安定して稼ぎ、配当も出す手堅い会社
一世紀を超えて赤字を出したことがないという、米国の銀行でも稀な実績が最大の強み。派手さを徹底して避ける審査の文化と、小都市での圧倒的な存在感が、低コストの預金と忠実な顧客を生む。成長州の追い風を受けながら危ない橋を渡らない、地銀の優等生の立ち位置にいる。
テキサス州の中小都市での貸出と預金の利ざやが収益の柱。地元の中小企業や農場、家計への融資が中心で、信託や資産管理の手数料も加わる。
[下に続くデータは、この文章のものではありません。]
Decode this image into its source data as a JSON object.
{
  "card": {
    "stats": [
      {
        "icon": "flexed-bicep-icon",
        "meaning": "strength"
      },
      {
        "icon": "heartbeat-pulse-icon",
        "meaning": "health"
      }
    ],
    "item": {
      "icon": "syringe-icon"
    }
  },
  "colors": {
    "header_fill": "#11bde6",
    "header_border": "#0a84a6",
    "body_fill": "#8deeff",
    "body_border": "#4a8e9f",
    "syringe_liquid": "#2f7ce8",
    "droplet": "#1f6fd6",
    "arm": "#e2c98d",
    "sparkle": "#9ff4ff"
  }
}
大都市の派手な案件を追わず、顔の見える地元の取引に徹する。低コストの預金を集め、堅実な貸出で着実な利ざやを稼ぐ構造になっている。
州経済が石油の不況や干ばつに見舞われると、地元密着ゆえに逃げ場がない。優等生としての割高な株価は、わずかな失速でも大きな調整を招く。金利の急変は利ざやと保有債券の評価を揺らす。買収で育ってきた歴史は、後継の案件が見つからなければ成長の鈍化につながる。
数十年にわたる連続増配を続ける、株主還元と健全性の両立の経営。資本を厚く保ち、買収は同じ文化を持つ小さな銀行に限る。融資の規律を曲げてまで成長を追わず、テキサスの成長とともに静かに大きくなる方針が特徴になっている。
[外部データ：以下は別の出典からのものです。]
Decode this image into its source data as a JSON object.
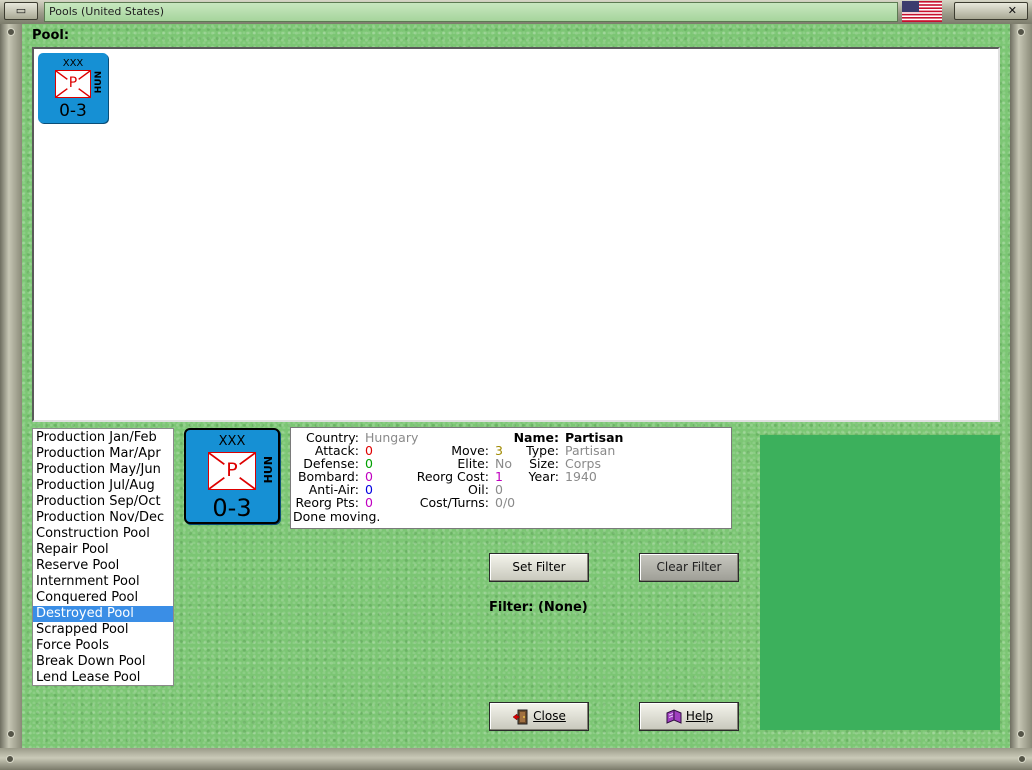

テキサス州の経済と、利ざやの維持、保守的な審査の継続に依存する。人口と企業の流入が続く州の成長が地盤を潤すか、低コストの預金基盤を守れるか、貸し倒れを業界最低水準に抑える審査の文化を保てるか、そして割高な株価評価に見合う成長を示し続けられるかが、業績を左右する大きな前提になる。
資産 $15.4B のうち、借金などの負債を引いて株主のものと言えるのは $1.9B(12%)。